The female body in early Buddhist literature
Keywords:Body, Human, Gender, Women, Theravāda (Buddhist school), Sex, Equality, Nirvana, Salvation, Buddhist literature, Self, Suffering, Mind and body, Enlightenment (Buddhism), Karma, Samsara, Social norms, Feminism
AbstractIn this paper the author presents Theravāda Buddhist perceptions of the female body and their impact on sexuality, gender equality and salvation. In doing so the author draws on a selection of texts from the Buddhist canonical literature, which are relevant to the Theravāda tradition. Early Buddhist literature reflects an understanding of the female body as being more closely connected to the material world and the cycle of reincarnation, due to its biological qualities. This has a severe impact on the woman’s status and her chances of attaining enlightenment. Considering the early teaching of individuals possessing equal capacities to attain liberation, no matter what sex or social background, Buddhism as it developed over time failed to translate the equality of the sexes into a social reality. In fact, the perception of a distinct female ‘nature’ which was deemed a hindrance could not easily be erased from the collective consciousness. It is, however, important to note that Buddhist countries are subject to diverse influences that affect attitudes towards the female body, sexuality and the status of women—thus one has to be very careful with generalizations regarding norms and practices.

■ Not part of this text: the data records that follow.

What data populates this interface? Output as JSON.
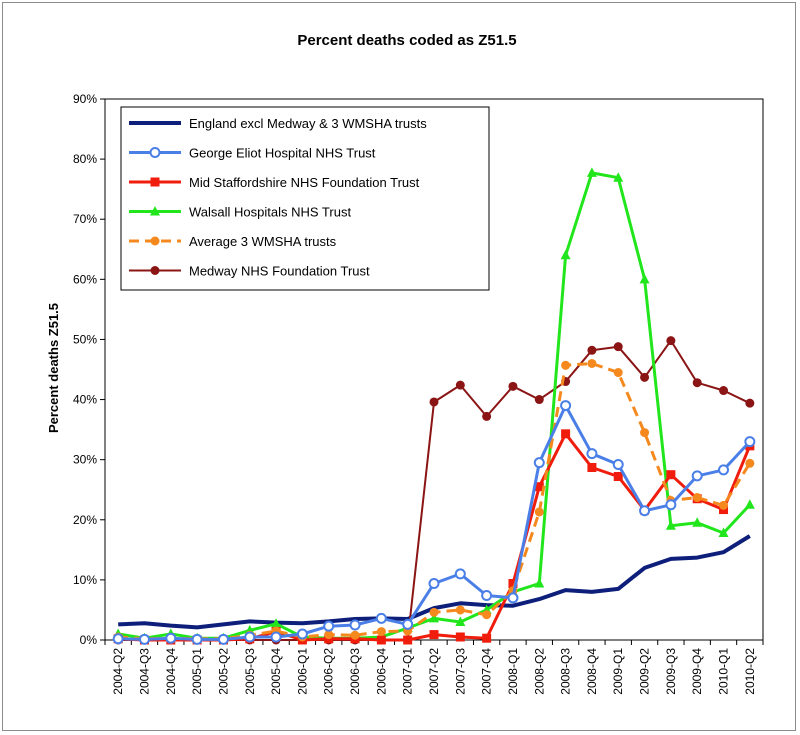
{
  "chart_data": {
    "type": "line",
    "title": "Percent deaths coded as Z51.5",
    "xlabel": "",
    "ylabel": "Percent deaths Z51.5",
    "ylim": [
      0,
      90
    ],
    "y_ticks": [
      "0%",
      "10%",
      "20%",
      "30%",
      "40%",
      "50%",
      "60%",
      "70%",
      "80%",
      "90%"
    ],
    "grid": false,
    "legend_position": "top-left",
    "categories": [
      "2004-Q2",
      "2004-Q3",
      "2004-Q4",
      "2005-Q1",
      "2005-Q2",
      "2005-Q3",
      "2005-Q4",
      "2006-Q1",
      "2006-Q2",
      "2006-Q3",
      "2006-Q4",
      "2007-Q1",
      "2007-Q2",
      "2007-Q3",
      "2007-Q4",
      "2008-Q1",
      "2008-Q2",
      "2008-Q3",
      "2008-Q4",
      "2009-Q1",
      "2009-Q2",
      "2009-Q3",
      "2009-Q4",
      "2010-Q1",
      "2010-Q2"
    ],
    "series": [
      {
        "name": "England excl Medway & 3 WMSHA trusts",
        "color": "#0d1f7a",
        "marker": "none",
        "dash": "none",
        "width": 4,
        "values": [
          2.6,
          2.8,
          2.4,
          2.1,
          2.6,
          3.1,
          2.9,
          2.8,
          3.1,
          3.5,
          3.6,
          3.5,
          5.3,
          6.1,
          5.8,
          5.7,
          6.8,
          8.3,
          8.0,
          8.5,
          12.0,
          13.5,
          13.7,
          14.6,
          17.3
        ]
      },
      {
        "name": "George Eliot Hospital NHS Trust",
        "color": "#4a7fe8",
        "marker": "circle-open",
        "dash": "none",
        "width": 3,
        "values": [
          0.2,
          0.1,
          0.3,
          0.1,
          0.1,
          0.5,
          0.5,
          1.0,
          2.3,
          2.5,
          3.6,
          2.6,
          9.4,
          11.0,
          7.4,
          7.0,
          29.5,
          39.0,
          31.0,
          29.2,
          21.5,
          22.5,
          27.3,
          28.3,
          33.0
        ]
      },
      {
        "name": "Mid Staffordshire NHS Foundation Trust",
        "color": "#f01c0c",
        "marker": "square",
        "dash": "none",
        "width": 3,
        "values": [
          0.2,
          0.0,
          0.0,
          0.0,
          0.0,
          0.2,
          1.4,
          0.0,
          0.2,
          0.2,
          0.0,
          0.0,
          0.9,
          0.5,
          0.3,
          9.4,
          25.5,
          34.3,
          28.7,
          27.2,
          21.6,
          27.5,
          23.5,
          21.7,
          32.3
        ]
      },
      {
        "name": "Walsall Hospitals NHS Trust",
        "color": "#22e61c",
        "marker": "triangle",
        "dash": "none",
        "width": 3,
        "values": [
          1.0,
          0.3,
          1.0,
          0.3,
          0.3,
          1.6,
          2.7,
          0.5,
          0.3,
          0.3,
          0.5,
          2.0,
          3.6,
          3.0,
          5.0,
          8.0,
          9.4,
          64.0,
          77.7,
          76.9,
          60.0,
          19.0,
          19.5,
          17.8,
          22.5
        ]
      },
      {
        "name": "Average 3 WMSHA trusts",
        "color": "#f5891e",
        "marker": "circle",
        "dash": "dash",
        "width": 3,
        "values": [
          0.5,
          0.2,
          0.3,
          0.2,
          0.2,
          0.8,
          1.5,
          0.5,
          0.9,
          0.8,
          1.4,
          1.5,
          4.6,
          5.0,
          4.2,
          8.2,
          21.3,
          45.7,
          46.0,
          44.5,
          34.5,
          23.2,
          23.7,
          22.4,
          29.4
        ]
      },
      {
        "name": "Medway NHS Foundation Trust",
        "color": "#8b1414",
        "marker": "circle",
        "dash": "none",
        "width": 2,
        "values": [
          0.0,
          0.0,
          0.0,
          0.0,
          0.0,
          0.0,
          0.0,
          0.0,
          0.0,
          0.0,
          0.0,
          0.0,
          39.6,
          42.4,
          37.2,
          42.2,
          40.0,
          43.0,
          48.2,
          48.8,
          43.7,
          49.8,
          42.8,
          41.5,
          39.4
        ]
      }
    ]
  }
}
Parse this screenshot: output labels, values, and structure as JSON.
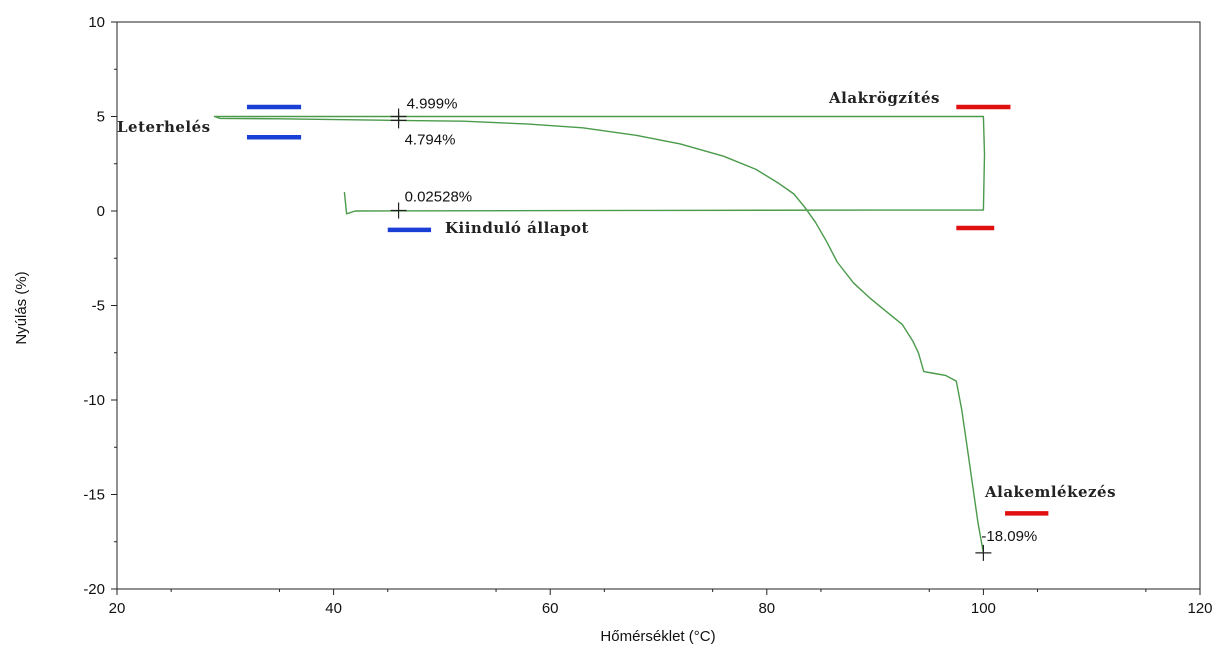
{
  "chart_data": {
    "type": "line",
    "title": "",
    "xlabel": "Hőmérséklet (°C)",
    "ylabel": "Nyúlás (%)",
    "xlim": [
      20,
      120
    ],
    "ylim": [
      -20,
      10
    ],
    "xticks": [
      20,
      40,
      60,
      80,
      100,
      120
    ],
    "yticks": [
      -20,
      -15,
      -10,
      -5,
      0,
      5,
      10
    ],
    "grid": false,
    "legend": "none",
    "series_color": "#4a9a4a",
    "series": [
      {
        "name": "",
        "x": [
          41,
          41.2,
          42,
          50,
          70,
          90,
          100,
          100.1,
          100,
          90,
          80,
          60,
          46,
          40,
          35,
          30,
          29,
          29.5,
          35,
          46,
          52,
          58,
          63,
          68,
          72,
          76,
          79,
          81,
          82.5,
          83.5,
          84.5,
          85.5,
          86.5,
          88,
          89.5,
          91,
          92.5,
          93.5,
          94,
          94.5,
          95.5,
          96.5,
          97.5,
          98,
          98.5,
          99,
          99.5,
          100
        ],
        "y": [
          1.0,
          -0.15,
          0.0,
          0.01,
          0.03,
          0.05,
          0.05,
          3.0,
          5.0,
          5.0,
          5.0,
          5.0,
          4.999,
          5.0,
          5.0,
          5.0,
          5.0,
          4.9,
          4.88,
          4.794,
          4.75,
          4.6,
          4.4,
          4.0,
          3.55,
          2.9,
          2.2,
          1.5,
          0.9,
          0.2,
          -0.6,
          -1.6,
          -2.7,
          -3.8,
          -4.6,
          -5.3,
          -6.0,
          -6.9,
          -7.5,
          -8.5,
          -8.6,
          -8.7,
          -9.0,
          -10.5,
          -12.5,
          -14.5,
          -16.5,
          -18.09
        ]
      }
    ],
    "markers": [
      {
        "x": 46,
        "y": 4.999,
        "label": "4.999%"
      },
      {
        "x": 46,
        "y": 4.794,
        "label": "4.794%"
      },
      {
        "x": 46,
        "y": 0.02528,
        "label": "0.02528%"
      },
      {
        "x": 100,
        "y": -18.09,
        "label": "-18.09%"
      }
    ],
    "phases": [
      {
        "label": "Leterhelés",
        "color": "#1a3fd4",
        "bars": [
          {
            "x1": 32,
            "x2": 37,
            "y": 5.5
          },
          {
            "x1": 32,
            "x2": 37,
            "y": 3.9
          }
        ]
      },
      {
        "label": "Alakrögzítés",
        "color": "#e01010",
        "bars": [
          {
            "x1": 97.5,
            "x2": 102.5,
            "y": 5.5
          },
          {
            "x1": 97.5,
            "x2": 101,
            "y": -0.9
          }
        ]
      },
      {
        "label": "Kiinduló állapot",
        "color": "#1a3fd4",
        "bars": [
          {
            "x1": 45,
            "x2": 49,
            "y": -1.0
          }
        ]
      },
      {
        "label": "Alakemlékezés",
        "color": "#e01010",
        "bars": [
          {
            "x1": 102,
            "x2": 106,
            "y": -16.0
          }
        ]
      }
    ]
  }
}
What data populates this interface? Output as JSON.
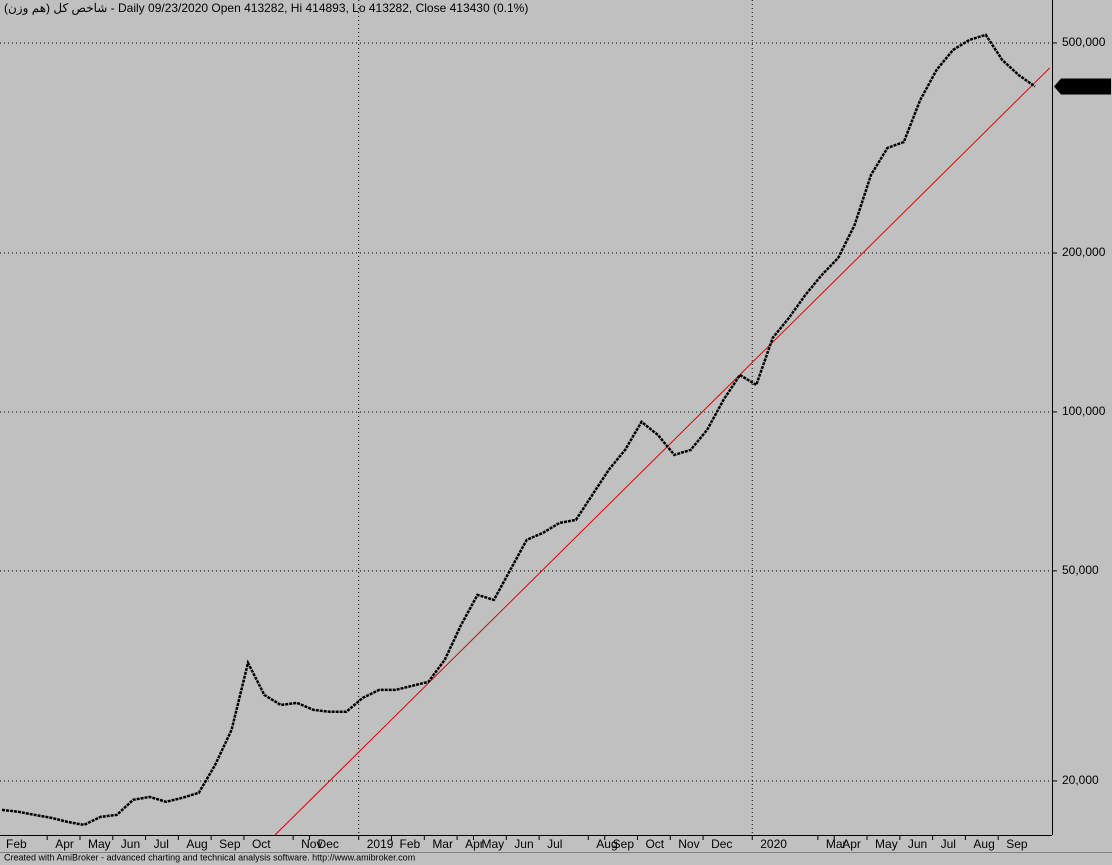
{
  "chart_data": {
    "type": "line",
    "title": "شاخص كل (هم وزن) - Daily 09/23/2020 Open 413282, Hi 414893, Lo 413282, Close 413430 (0.1%)",
    "footer": "Created with AmiBroker - advanced charting and technical analysis software. http://www.amibroker.com",
    "log_scale": true,
    "grid": true,
    "categories": [
      "Feb",
      null,
      null,
      "Apr",
      null,
      "May",
      null,
      "Jun",
      null,
      "Jul",
      null,
      "Aug",
      null,
      "Sep",
      null,
      "Oct",
      null,
      null,
      "Nov",
      "Dec",
      null,
      null,
      "2019",
      null,
      "Feb",
      null,
      "Mar",
      null,
      "Apr",
      "May",
      null,
      "Jun",
      null,
      "Jul",
      null,
      null,
      "Aug",
      "Sep",
      null,
      "Oct",
      null,
      "Nov",
      null,
      "Dec",
      null,
      null,
      "2020",
      null,
      null,
      null,
      "Mar",
      "Apr",
      null,
      "May",
      null,
      "Jun",
      null,
      "Jul",
      null,
      "Aug",
      null,
      "Sep",
      null,
      null
    ],
    "series": [
      {
        "color": "#000000",
        "values": [
          17630,
          17480,
          17250,
          17030,
          16730,
          16510,
          17100,
          17250,
          18420,
          18660,
          18260,
          18580,
          18990,
          21460,
          25000,
          33470,
          29110,
          27870,
          28110,
          27270,
          27040,
          27040,
          28730,
          29750,
          29750,
          30270,
          30810,
          33910,
          39500,
          45030,
          44060,
          50220,
          57230,
          59020,
          61640,
          62450,
          69640,
          77650,
          84740,
          95740,
          90460,
          82910,
          84740,
          92460,
          105400,
          117500,
          112500,
          138100,
          150800,
          166600,
          181800,
          195800,
          226000,
          281200,
          316200,
          324600,
          389900,
          444500,
          484900,
          506600,
          517800,
          464300,
          434800,
          413430
        ],
        "value_labels": [
          null,
          null,
          null,
          null,
          null,
          null,
          null,
          null,
          null,
          null,
          null,
          null,
          null,
          null,
          null,
          null,
          null,
          null,
          null,
          null,
          null,
          null,
          null,
          null,
          null,
          null,
          null,
          null,
          null,
          null,
          null,
          null,
          null,
          null,
          null,
          null,
          null,
          null,
          null,
          null,
          null,
          null,
          null,
          null,
          null,
          null,
          null,
          null,
          null,
          null,
          null,
          null,
          null,
          null,
          null,
          null,
          null,
          null,
          null,
          null,
          null,
          null,
          null,
          "413,430"
        ]
      }
    ],
    "trendline": {
      "color": "#e00000",
      "x": [
        16.65,
        63.9
      ],
      "values": [
        15800,
        448400
      ]
    },
    "ylim": [
      15800,
      603000
    ],
    "yticks": [
      {
        "value": 20000,
        "label": "20,000"
      },
      {
        "value": 50000,
        "label": "50,000"
      },
      {
        "value": 100000,
        "label": "100,000"
      },
      {
        "value": 200000,
        "label": "200,000"
      },
      {
        "value": 500000,
        "label": "500,000"
      }
    ]
  }
}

Over time the negative attitudes and restrictions have been questioned; social changes have given way to new interpretations and perspectives. Pondering religious and cultural implications of the Buddhist attitude towards the body and its sex while also considering, for example, modern Mahayana Buddhist interpretations—especially by Western Buddhists and Buddhist Feminists—can lead to an acknowledgement of its potential of interpreting anattā, selflessness and an equality of capacity to practice Dhamma in favour of a general sex and gender equality.